Le signalement de quatre cas d’insuffisance rénale aiguë faisant suite à l’application de produits dits « lissages brésiliens » contenant de l’acide glyoxylique, on conduit les autorités françaises — l’Agence nationale de sécurité sanitaire de l’alimentation, de l’environnement et du travail (ANSES), la Direction générale de la concurrence, de la consommation et de la répression des fraudes (DGCCRF) et la Direction générale de la santé (DGS) — à déconseiller leur utilisation, « par précaution ».
Quatre cas déclarés
Les cas signalés concernent des personnes âgées de 28 à 42 ans. Hospitalisées, ces quatre personnes, intoxiquées entre janvier et août 2024, « ont guéri suite à un traitement », précise l’ANSES, qui indique avoir lancé une expertise sur la toxicité rénale, en application capillaire, de l’acide glyoxylique, qui ne fait à ce jour par l’objet d’aucune restriction d’utilisation dans la réglementation européenne des cosmétiques. L’acide glyoxylique est souvent utilisé en substitution au formaldéhyde, classé cancérigène depuis 2013. Il permet notamment le frisage ou le défrisage des cheveux.
Ces quatre cas sont survenus après application de produits lissants dans un salon de coiffure.
Lorsque l’acide glyoxylique « passe dans le sang par le cuir chevelu », il peut « se transformer en cristaux d’oxalate » de calcium, qui vont causer des dommages rénaux, a expliqué à l’AFP le Dr Juliette Bloch, directrice des alertes et des vigilances sanitaires à l’ANSES.
« Il est très probable que d’autres cas soient passés sous les radars : parfois, la personne va aller boire et les cristaux vont s’éliminer, cela passera donc inaperçu.
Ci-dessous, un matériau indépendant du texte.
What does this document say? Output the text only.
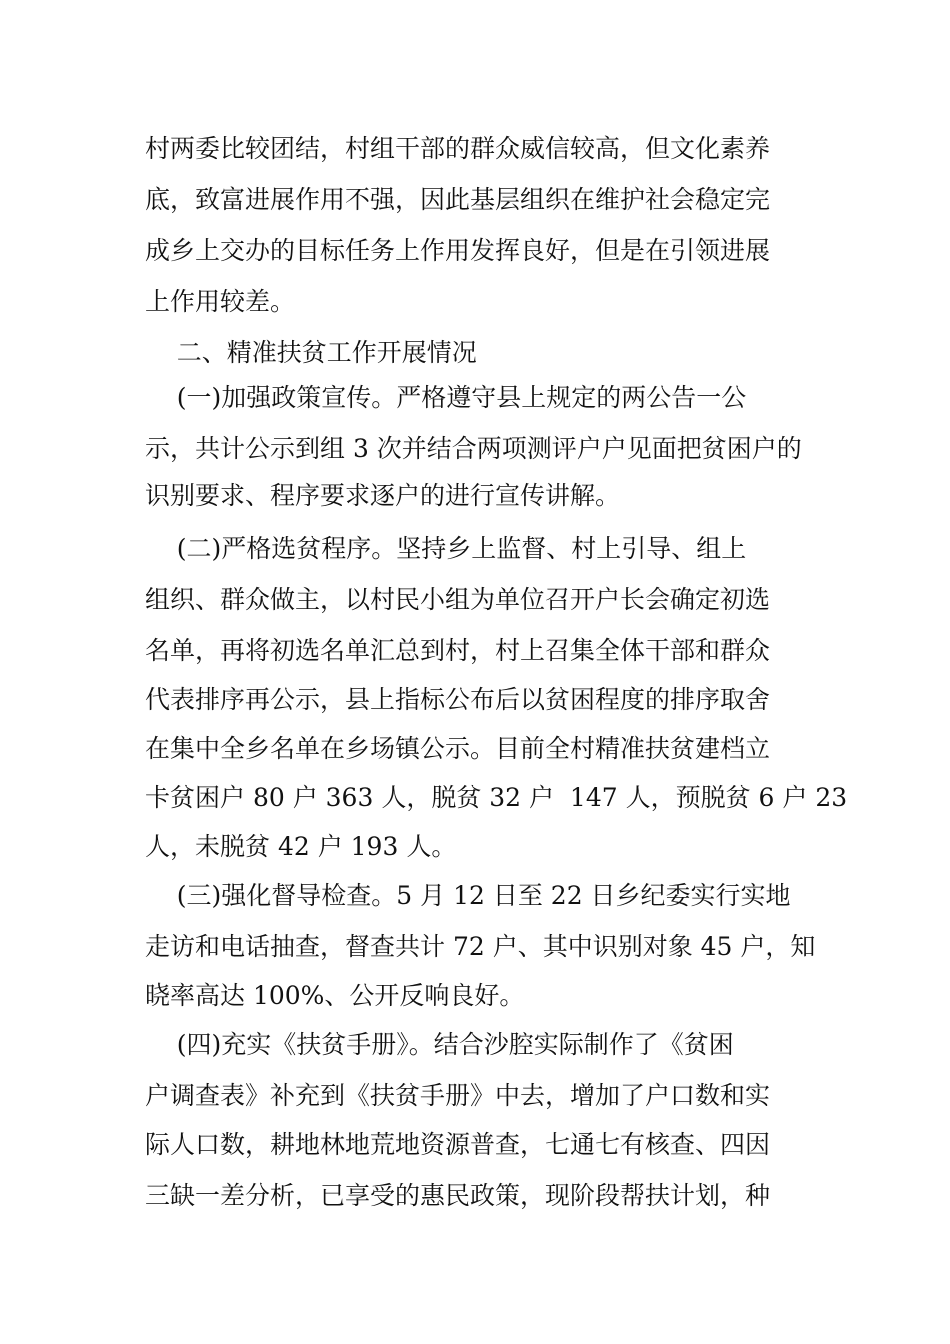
村两委比较团结，村组干部的群众威信较高，但文化素养
底，致富进展作用不强，因此基层组织在维护社会稳定完
成乡上交办的目标任务上作用发挥良好，但是在引领进展
上作用较差。
二、精准扶贫工作开展情况
(一)加强政策宣传。严格遵守县上规定的两公告一公
示，共计公示到组 3 次并结合两项测评户户见面把贫困户的
识别要求、程序要求逐户的进行宣传讲解。
(二)严格选贫程序。坚持乡上监督、村上引导、组上
组织、群众做主，以村民小组为单位召开户长会确定初选
名单，再将初选名单汇总到村，村上召集全体干部和群众
代表排序再公示，县上指标公布后以贫困程度的排序取舍
在集中全乡名单在乡场镇公示。目前全村精准扶贫建档立
卡贫困户 80 户 363 人，脱贫 32 户  147 人，预脱贫 6 户 23
人，未脱贫 42 户 193 人。
(三)强化督导检查。5 月 12 日至 22 日乡纪委实行实地
走访和电话抽查，督查共计 72 户、其中识别对象 45 户，知
晓率高达 100%、公开反响良好。
(四)充实《扶贫手册》。结合沙腔实际制作了《贫困
户调查表》补充到《扶贫手册》中去，增加了户口数和实
际人口数，耕地林地荒地资源普查，七通七有核查、四因
三缺一差分析，已享受的惠民政策，现阶段帮扶计划，种
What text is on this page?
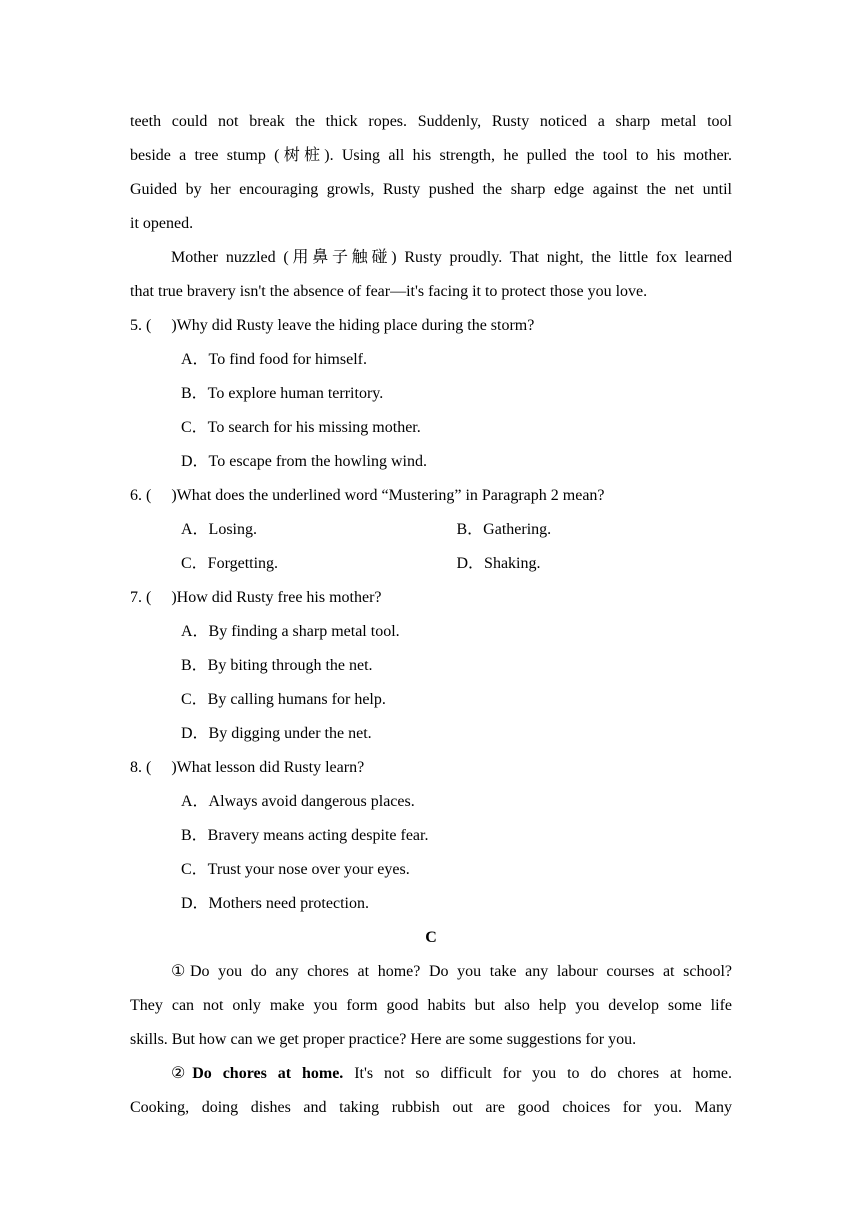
teeth could not break the thick ropes. Suddenly, Rusty noticed a sharp metal tool
beside a tree stump (树桩). Using all his strength, he pulled the tool to his mother.
Guided by her encouraging growls, Rusty pushed the sharp edge against the net until
it opened.
Mother nuzzled (用鼻子触碰) Rusty proudly. That night, the little fox learned
that true bravery isn't the absence of fear—it's facing it to protect those you love.
5. (　 )Why did Rusty leave the hiding place during the storm?
A．To find food for himself.
B．To explore human territory.
C．To search for his missing mother.
D．To escape from the howling wind.
6. (　 )What does the underlined word “Mustering” in Paragraph 2 mean?
A．Losing.	B．Gathering.
C．Forgetting.	D．Shaking.
7. (　 )How did Rusty free his mother?
A．By finding a sharp metal tool.
B．By biting through the net.
C．By calling humans for help.
D．By digging under the net.
8. (　 )What lesson did Rusty learn?
A．Always avoid dangerous places.
B．Bravery means acting despite fear.
C．Trust your nose over your eyes.
D．Mothers need protection.
C
①Do you do any chores at home? Do you take any labour courses at school?
They can not only make you form good habits but also help you develop some life
skills. But how can we get proper practice? Here are some suggestions for you.
②Do chores at home. It's not so difficult for you to do chores at home.
Cooking, doing dishes and taking rubbish out are good choices for you. Many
Et même s’il y a eu des insuffisances rénales diagnostiquées dans les heures qui suivent, la personne peut ne pas faire le lien », a-t-elle poursuivi. « L’intérêt de notre alerte est que les gens y pensent ».
Il est donc recommandé aux salons de coiffure et aux particuliers de ne pas utiliser ces produits et aux commerces de produits cosmétiques de ne pas les vendre, en attendant les conclusions de l’expertise de l’ANSES fin 2024.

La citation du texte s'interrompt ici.